Bangladesh High Commissioner in New Delhi Syed Muazzem Ali had met Foreign Secretary S Jaishankar last week and discussed the issue of Rohingyas in detail.
"An Indian aircraft will carry the first consignment of humanitarian assistance tomorrow...It will land at Chittagong airport at 11 am," an Indian High Commission spokesman told Press Trust of India.
Indian High Commissioner in Dhaka Harsh Vardhan Shringla would hand over the relief materials to Bangladesh's Road Transport and Bridges Minister and Awami League general secretary Obaidul Quader, the spokesman added.
Bangladesh, which is facing a big influx of Rohingyas from Myanmar, has called on the international community to intervene and put pressure on Myanmar to address the exodus.
According to the UN estimates, over 379,000 Rohingya Muslims have fled Myanmar's Rakhine state into Bangladesh since August 25 when fresh wave of violence erupted.
According to media reports, the violence began when Rohingya militants attacked police posts in Myanmar's northern Rakhine state.
Rohingya residents - a stateless mostly Muslim minority in a Buddhist-majority nation - allege that the military and Rakhine Buddhists responded with a brutal campaign against them, according to the reports.
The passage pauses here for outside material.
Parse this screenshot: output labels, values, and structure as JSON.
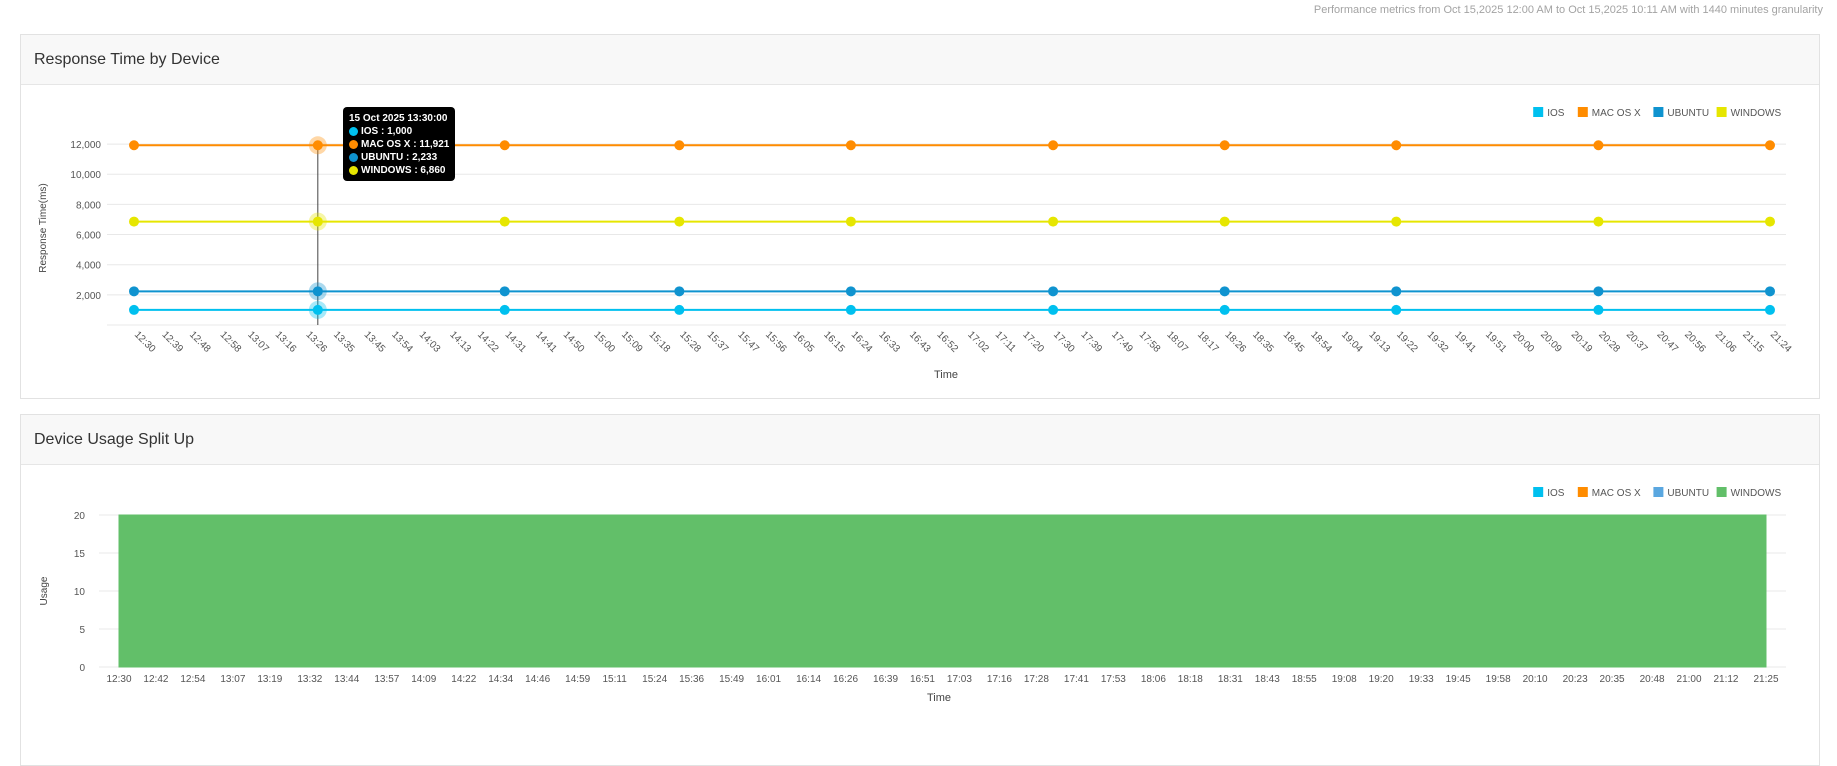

Bangladesh had earlier said the new influx of Rohingya refugees is an unbearable additional burden on the country which has been hosting around 400,000 Myanmar nationals who had to leave their country in the past due to communal violence and repeated military operations.
Mr Quader had said on Sunday that Bangladesh needed "crucial" Indian support in handling the crisis.
"The entire world today is worried with the Rohingya issue (and) their (India's) concern and stand beside us is very crucial at this moment," he had said.
Foreign Minister A H Mahmood Ali, at a media briefing on the same day, however, referred to the Indian concern about the crisis.
A "deeply concerned" India last week asked Myanmar to handle the situation in the Rakhine state with "maturity and restraint" while focusing on the welfare of the civilian population along with that of the security forces and asserted that it was imperative that violence ends there.